Format Text alignment Text rotation Font Bold Border Color support Word-wrap Col&Row size Number format Merged cells
CSV files N/A N/A N/A N/A N/A N/A N/A N/A N/A N/A
Excel 2.x Working * N/A Working Working Working Working ** N/A Working Working N/A
Excel 5.0 (Excel 5.0 and 95) Working Working Working Working Working Working Working Working Working N/A
Excel 8.0 (Excel 97 - XP) Working Working Working Working Working Working Working Working Working Working
Microsoft OOXML Working Working Working Working Working Working Working Working Working Working
OpenDocument Working Working Working Working Working Working Working Working Working Working
Wikitable (Mediawiki) Working N/A Working Working Working Working Working Working N/A Working

(N/A) Feature is not available for this format intrinsically.
(*) BIFF2 supports only horizontal text alignment, vertical alignment is ignored.
(**) BIFF2 does not support a background color; a dotted black&white background is used instead.

Progress of workbook/worksheet user-interface options

Some additional options were added to interface the file contents with the fpSpreadsheetGrid:

Format Hide grid lines Hide headers Frozen Panes
Excel 2.x Working Working not working
Excel 5.0 (Excel 5.0 and 95) Working Working Working
Excel 8.0 (Excel 97 - XP) Working Working Working
Microsoft OOXML Working Working Working
OpenDocument Working Working Working


Changes in the development version that have not yet been released are already documented on this page.

3 September 2014

  • Version 1.2.1 released.

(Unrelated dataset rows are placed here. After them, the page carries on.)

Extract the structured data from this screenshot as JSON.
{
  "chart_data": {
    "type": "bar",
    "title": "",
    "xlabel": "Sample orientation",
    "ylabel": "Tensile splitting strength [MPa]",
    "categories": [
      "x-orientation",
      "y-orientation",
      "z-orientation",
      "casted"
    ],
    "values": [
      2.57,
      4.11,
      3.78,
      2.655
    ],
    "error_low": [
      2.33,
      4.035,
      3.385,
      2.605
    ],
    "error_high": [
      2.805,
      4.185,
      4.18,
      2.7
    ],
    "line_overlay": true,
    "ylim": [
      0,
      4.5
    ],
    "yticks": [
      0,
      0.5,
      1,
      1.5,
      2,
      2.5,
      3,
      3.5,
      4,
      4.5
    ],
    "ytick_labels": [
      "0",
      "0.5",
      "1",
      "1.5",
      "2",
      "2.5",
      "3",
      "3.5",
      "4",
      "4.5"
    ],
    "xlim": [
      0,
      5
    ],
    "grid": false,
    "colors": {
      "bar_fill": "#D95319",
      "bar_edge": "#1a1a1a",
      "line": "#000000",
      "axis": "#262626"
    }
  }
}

This is a bugfix release for 1.2 that fixes a bug in spreadsheetGrid (mantis issue Issue #26521

26 June 2014

  • Version 1.2 released (based on subversion revision 3241) with fpsgrid improvements, date/time cell support for .xls, .ods, vastly improved cell formatting support, improved formula support, unit tests.

Jan 2013

  • Version 1.1 released with all improvements up to revision 2621

Nov 2011

  • Released version 1.0, which includes OO XML generation support with bold formatting supported and also a lot of improvements from the last years

Jan 2009

  • Implemented a cross-platform support for OLE file. Now Excel 5.0 files can be created in any operating system.
  • Adds read support for Excel 2.1

Feb 2008

  • Initial commit to lazarus-ccr with write support for Excel 2.1, Excel 5.0 (Windows only) and experimental OOXML and OpenDocument


LGPL with static linking exception. This is the same license as is used in the Lazarus Component Library.